Why a Bank May Reject Deed Instead Of Foreclosure
It is commonly believed that a deed in lieu can only be signed for a property under foreclosure. However, a lender may not have filed a legal proceeding for foreclosure, but there is an option to start a discussion on a deed in lieu. The banks are reluctant to enter in the deed with a current customer. There are many other reasons like this, which may involve rejection of a deed in lieu.
If a bank committee, finds the deed to be unprofitable or offers minimal profit to the bank and the bank has a better opportunity, it reduces the keenness, and hence, the bank may reject it. Another factor could be if there is any subsequent lieu against a property, it comes on to the lender, which in this case, is the bank. Hence, the bank has full rights to reject the deed in lieu of foreclosure.

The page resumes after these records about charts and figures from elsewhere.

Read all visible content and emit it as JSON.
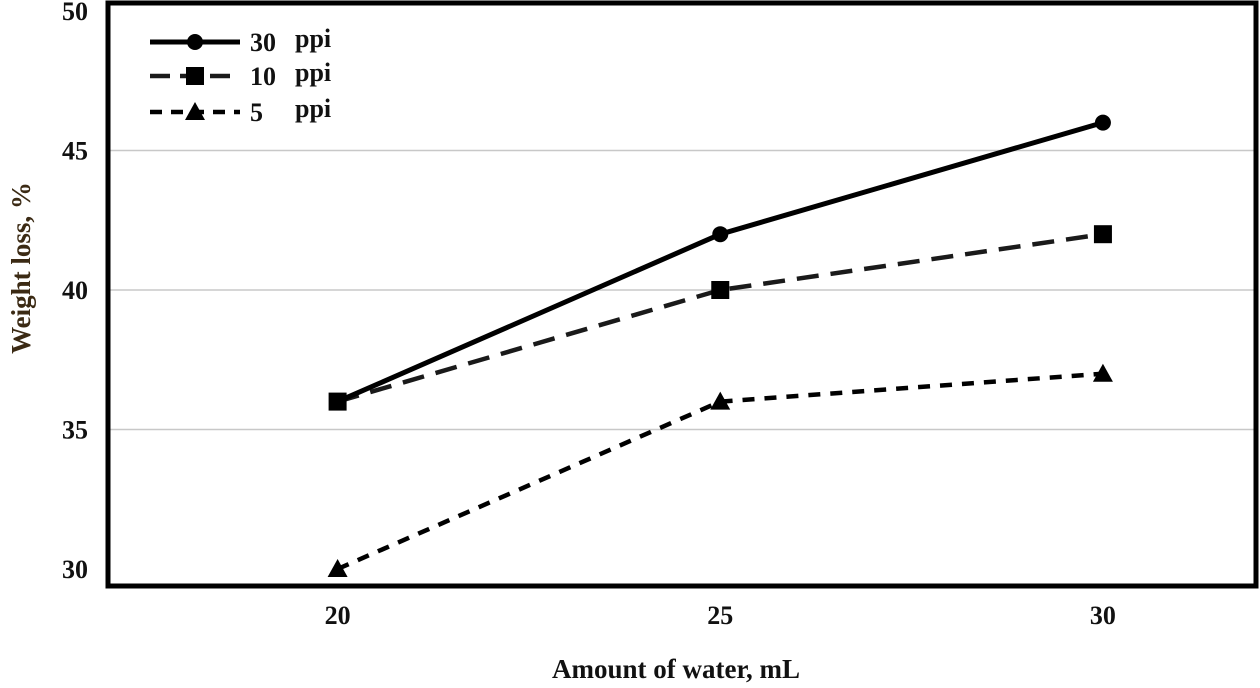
{
  "chart_data": {
    "type": "line",
    "title": "",
    "xlabel": "Amount of water, mL",
    "ylabel": "Weight loss, %",
    "x": [
      20,
      25,
      30
    ],
    "x_ticks": [
      "20",
      "25",
      "30"
    ],
    "y_ticks": [
      "30",
      "35",
      "40",
      "45",
      "50"
    ],
    "xlim": [
      17,
      32
    ],
    "ylim": [
      30,
      50
    ],
    "grid": "horizontal",
    "legend_position": "top-left",
    "series": [
      {
        "name": "30 ppi",
        "values": [
          36,
          42,
          46
        ],
        "marker": "circle",
        "line_style": "solid",
        "color": "#000000"
      },
      {
        "name": "10 ppi",
        "values": [
          36,
          40,
          42
        ],
        "marker": "square",
        "line_style": "dashed",
        "color": "#1a1a1a"
      },
      {
        "name": "5 ppi",
        "values": [
          30,
          36,
          37
        ],
        "marker": "triangle",
        "line_style": "dotted-dash",
        "color": "#000000"
      }
    ]
  },
  "legend": {
    "entries": [
      {
        "number": "30",
        "unit": "ppi"
      },
      {
        "number": "10",
        "unit": "ppi"
      },
      {
        "number": "5",
        "unit": "ppi"
      }
    ]
  }
}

What Are the Drawbacks of Deed In Lieu Of Foreclosure
It is advisable to seek a legal advice before entering into the deed. One should remember that a bank is interested to obtain the deed from you, and you do not have any compulsion to abide by the same. A deed may have certain negative effects on your loan. It is surely going to affect your credit report and may be identical to full foreclosure. Additionally, many agencies would not accept a mortgage application from an individual who has just signed a deed in lieu of foreclosure. In many cases, a cooling down period of four years is mandatory. A borrower should also ensure that the deed should give him release from all the liabilities and leave no strings attached.
Dreadful Prospects of Losing Home through Mortgage Foreclosure
Millions of people in the country were happy to own homes of their liking when finance was made available by way of home-mortgage loans. These were offered with very easy terms for repayment. When things were normal, borrowers did not have trouble in keeping up the payment of installments due, against the loans, by appointed dates. The economic turmoil in the country has thrown all those involved in the home building activity into a state of fear and insecurity. Lenders want their money back from defaulters, and take legal steps such as foreclosures.
Those who lost their jobs were the worst affected in this situation. Even others have experienced the pressure due to reduced incomes, and consequent difficulty in meeting the commitments regarding payment of mortgage installments. Thousands have defaulted, and their first thought is to avoid foreclosure by whatever means possible. There are several options open to them depending on the conditions of the loan.
If the problem is of temporary nature, avoiding foreclosure is recommended. If there is no solution to the financial situation, it is best for the borrower to accept it and close the matter. Those who feel that they will be able to make payments in a short while can contact the lenders, and renegotiate the terms on mutually agreeable plans. These plans may result in reducing the installment amounts to manageable limits. The lender may also agree to temporary suspension of payments.
There are experts and counselors in the mortgage field who have full knowledge about the legal implications of defaulting on mortgage repayments. Credit counselors, who have experienced problems relating to debt, can give professional advice to borrowers. These experts consider legal implications as the foremost. They try to get the lenders not to resort to taking legal actions against the borrowers. Credit counselors, being in the field for quite some time, are in constant touch with the lenders, which is useful when negotiations take place.
Foreclosure has the potential to shatter the dreams of any homeowner. It can happen only through legal action, and therefore, the borrower has to take all the steps to see that the lender does not go to the court. After a careful reassessment of his financial capability, it is best for the borrower to get the terms of the mortgage loan modified, so that he can start repayment of installments, avoiding foreclosure.